Tous les fragments d’os ouvragés se trouvent à proximité les uns des autres, dans la moitié nord du foyer 1. Le travail pourrait donc avoir été fait par la même personne. L’endroit correspond peut-être à un lieu de rejet de certains os.
Plusieurs traces de découpe fines ont aussi été observées sur certains tibias de castor. Ces marques ont pu être produites au moment où on dépouillait et décharnait les animaux à fourrure ou pendant l’extraction de tendons ou la séparation des os.
Enfin, la présence de plusieurs castors et d’une loutre dans un contexte historique évoque la traite des fourrures. En particulier, un tibia de vieux castor porte de fines traces de découpe près de son extrémité inférieure, où se termine la fourrure. Les fractures relativement fréquentes des os longs à l’état frais ainsi que quelques traces de couteau pour le débitage et le décharnement invitent à penser que les castors ont été consommés, alors que les ossements de la loutre ne présentent pas ces types de marques.
…mais aussi d’autres animaux
L’assemblage osseux comprend les restes d’au moins quatre porcs-épics, dont au moins un juvénile. En comparaison des castors, les restes crâniens de ces porcs-épics sont surreprésentés. Plusieurs restes n’ont pu être identifiés à l’espèce, mais il est possible qu’ils proviennent de castors ou de porcs-épics.
La loutre a peut-être fourni la peau avec laquelle on a pu fabriquer un sac.

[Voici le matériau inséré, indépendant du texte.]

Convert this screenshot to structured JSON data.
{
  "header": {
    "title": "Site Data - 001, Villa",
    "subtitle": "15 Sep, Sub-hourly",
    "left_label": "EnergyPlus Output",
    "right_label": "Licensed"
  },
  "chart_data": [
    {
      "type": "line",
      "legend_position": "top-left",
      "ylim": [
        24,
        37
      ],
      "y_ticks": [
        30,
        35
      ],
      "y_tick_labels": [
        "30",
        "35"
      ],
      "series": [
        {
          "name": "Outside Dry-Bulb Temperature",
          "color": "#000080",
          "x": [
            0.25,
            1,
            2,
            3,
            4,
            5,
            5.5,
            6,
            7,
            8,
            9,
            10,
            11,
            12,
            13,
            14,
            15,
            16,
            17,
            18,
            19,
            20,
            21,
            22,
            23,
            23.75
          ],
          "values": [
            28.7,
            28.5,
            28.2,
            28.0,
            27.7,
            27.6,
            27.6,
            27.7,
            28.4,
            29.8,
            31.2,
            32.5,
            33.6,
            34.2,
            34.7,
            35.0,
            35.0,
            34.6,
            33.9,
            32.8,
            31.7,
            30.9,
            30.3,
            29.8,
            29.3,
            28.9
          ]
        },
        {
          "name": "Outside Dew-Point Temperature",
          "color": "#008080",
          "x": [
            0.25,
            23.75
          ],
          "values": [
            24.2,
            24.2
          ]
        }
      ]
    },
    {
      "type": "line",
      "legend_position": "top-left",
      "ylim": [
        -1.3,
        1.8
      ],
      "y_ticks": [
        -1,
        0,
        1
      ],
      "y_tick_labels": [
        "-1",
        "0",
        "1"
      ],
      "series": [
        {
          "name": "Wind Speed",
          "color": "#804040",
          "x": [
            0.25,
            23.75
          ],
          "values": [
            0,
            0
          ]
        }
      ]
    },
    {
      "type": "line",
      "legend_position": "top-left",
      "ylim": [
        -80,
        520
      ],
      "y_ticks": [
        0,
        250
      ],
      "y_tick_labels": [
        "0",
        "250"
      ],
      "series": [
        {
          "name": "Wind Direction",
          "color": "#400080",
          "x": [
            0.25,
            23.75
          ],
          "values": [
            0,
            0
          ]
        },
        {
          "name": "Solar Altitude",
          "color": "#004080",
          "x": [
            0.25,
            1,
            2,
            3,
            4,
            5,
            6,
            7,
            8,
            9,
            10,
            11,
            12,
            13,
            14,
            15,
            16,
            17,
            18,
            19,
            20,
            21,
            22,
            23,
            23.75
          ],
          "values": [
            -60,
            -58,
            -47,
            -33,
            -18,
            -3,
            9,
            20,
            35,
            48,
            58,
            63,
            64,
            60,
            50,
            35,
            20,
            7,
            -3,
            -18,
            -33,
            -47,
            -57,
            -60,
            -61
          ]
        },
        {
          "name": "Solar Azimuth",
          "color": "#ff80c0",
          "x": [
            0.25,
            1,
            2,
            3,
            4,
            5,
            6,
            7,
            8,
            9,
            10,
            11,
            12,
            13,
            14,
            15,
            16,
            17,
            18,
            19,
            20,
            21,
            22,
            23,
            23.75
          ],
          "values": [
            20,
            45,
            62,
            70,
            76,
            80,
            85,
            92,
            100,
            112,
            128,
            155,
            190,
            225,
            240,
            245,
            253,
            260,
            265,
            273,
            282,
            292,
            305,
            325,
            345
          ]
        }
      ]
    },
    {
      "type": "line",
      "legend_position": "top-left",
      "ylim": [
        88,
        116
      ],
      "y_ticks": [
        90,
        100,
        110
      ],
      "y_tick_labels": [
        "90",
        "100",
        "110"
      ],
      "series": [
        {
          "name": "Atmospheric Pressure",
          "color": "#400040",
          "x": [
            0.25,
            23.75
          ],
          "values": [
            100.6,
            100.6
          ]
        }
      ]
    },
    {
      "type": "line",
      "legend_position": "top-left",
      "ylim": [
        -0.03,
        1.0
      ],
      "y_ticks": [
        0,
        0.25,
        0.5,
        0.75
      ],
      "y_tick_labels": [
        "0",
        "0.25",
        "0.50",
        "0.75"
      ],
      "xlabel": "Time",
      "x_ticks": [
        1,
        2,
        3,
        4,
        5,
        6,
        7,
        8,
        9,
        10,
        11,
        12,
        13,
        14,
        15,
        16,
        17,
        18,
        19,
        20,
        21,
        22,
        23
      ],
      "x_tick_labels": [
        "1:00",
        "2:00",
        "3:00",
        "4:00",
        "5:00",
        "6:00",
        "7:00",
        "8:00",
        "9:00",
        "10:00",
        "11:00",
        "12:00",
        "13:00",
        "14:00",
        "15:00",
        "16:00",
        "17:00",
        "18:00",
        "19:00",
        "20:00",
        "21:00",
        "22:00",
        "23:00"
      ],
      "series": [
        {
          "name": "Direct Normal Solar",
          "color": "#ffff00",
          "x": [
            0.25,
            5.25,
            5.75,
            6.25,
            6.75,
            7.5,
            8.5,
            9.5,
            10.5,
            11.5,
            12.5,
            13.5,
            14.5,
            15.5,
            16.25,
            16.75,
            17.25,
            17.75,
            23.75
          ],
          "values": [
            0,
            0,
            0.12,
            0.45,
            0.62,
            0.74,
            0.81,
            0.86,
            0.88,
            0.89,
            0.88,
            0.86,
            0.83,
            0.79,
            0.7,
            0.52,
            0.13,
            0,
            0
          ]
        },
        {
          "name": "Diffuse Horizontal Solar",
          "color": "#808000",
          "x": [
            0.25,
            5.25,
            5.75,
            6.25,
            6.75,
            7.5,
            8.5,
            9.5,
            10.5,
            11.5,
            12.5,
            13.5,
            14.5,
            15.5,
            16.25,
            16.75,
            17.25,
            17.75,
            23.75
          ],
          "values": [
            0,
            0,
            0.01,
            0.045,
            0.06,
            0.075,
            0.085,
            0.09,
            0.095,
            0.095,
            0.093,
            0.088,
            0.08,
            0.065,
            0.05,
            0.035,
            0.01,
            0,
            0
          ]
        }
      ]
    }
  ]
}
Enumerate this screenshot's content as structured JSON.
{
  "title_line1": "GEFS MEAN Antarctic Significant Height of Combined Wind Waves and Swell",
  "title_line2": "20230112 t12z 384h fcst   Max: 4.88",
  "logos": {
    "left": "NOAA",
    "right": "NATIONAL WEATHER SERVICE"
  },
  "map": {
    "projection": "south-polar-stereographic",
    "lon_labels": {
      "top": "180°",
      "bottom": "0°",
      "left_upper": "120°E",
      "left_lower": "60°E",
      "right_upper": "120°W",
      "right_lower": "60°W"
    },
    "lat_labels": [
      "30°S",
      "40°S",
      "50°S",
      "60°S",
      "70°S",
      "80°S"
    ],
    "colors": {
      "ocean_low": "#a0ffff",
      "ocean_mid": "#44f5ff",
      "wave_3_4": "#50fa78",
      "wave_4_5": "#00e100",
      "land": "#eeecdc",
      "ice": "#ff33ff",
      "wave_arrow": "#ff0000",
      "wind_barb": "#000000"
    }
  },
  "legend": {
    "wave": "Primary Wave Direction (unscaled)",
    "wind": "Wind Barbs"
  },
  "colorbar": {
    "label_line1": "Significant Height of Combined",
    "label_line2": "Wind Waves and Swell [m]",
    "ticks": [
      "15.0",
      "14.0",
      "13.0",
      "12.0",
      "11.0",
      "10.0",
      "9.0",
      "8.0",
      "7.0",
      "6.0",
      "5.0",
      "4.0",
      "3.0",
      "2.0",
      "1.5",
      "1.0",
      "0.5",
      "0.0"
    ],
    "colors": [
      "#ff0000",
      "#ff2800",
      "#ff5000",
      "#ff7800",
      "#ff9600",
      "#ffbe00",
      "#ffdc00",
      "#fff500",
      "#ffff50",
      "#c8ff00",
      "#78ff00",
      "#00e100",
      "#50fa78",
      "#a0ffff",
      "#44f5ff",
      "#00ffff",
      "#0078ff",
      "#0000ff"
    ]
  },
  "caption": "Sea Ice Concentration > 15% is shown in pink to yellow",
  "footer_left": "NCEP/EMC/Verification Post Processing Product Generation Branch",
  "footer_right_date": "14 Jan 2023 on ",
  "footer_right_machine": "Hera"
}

Ce type de sac sans couture, confectionné avec la peau entière, servait par exemple à transporter du tabac et d’autres effets personnels. Les sacs étaient parfois décorés de perles et portaient une frange de ferrets coniques en laiton sur leur pourtour, comme le sac conservé au musée McCord à Montréal.
La quantité de viande
Les os dégagés au site ElCw-009 représentent une quantité de viande relativement grande pour une courte occupation. Les six castors correspondent à environ 68 kg de chair comestible qui peut varier selon l’âge des juvéniles et la saison. Il faut ajouter environ 20 kg de viande de porc-épic, 2,4 kg de bernache et moins de 1 kg pour les deux autres oiseaux, soit un total de près de 90 kg. Cette quantité est élevée, si on considère qu’une personne consomme de 1,5 à 2 kg de viande par jour. Cette abondance peut s’expliquer de plusieurs façons : transformation de carcasses et de viande pour une consommation ailleurs, courte occupation par un groupe important ou longue occupation par un groupe restreint.

© Musée McCord (M7055)
La saison d’occupation
La présence d’os en partie carbonisés (noircis) et en partie calcinés (blanchis) indique que les pièces de viande ont été rôties sur un feu très intense. Il est difficile de déterminer la saison d’occupation du site. Cependant, la bernache n’est pas présente l’hiver, ce qui exclut cette saison, et les fourrures sont peu intéressantes en été. Il est vraisemblable, que la chasse se soit déroulée en automne ou au printemps.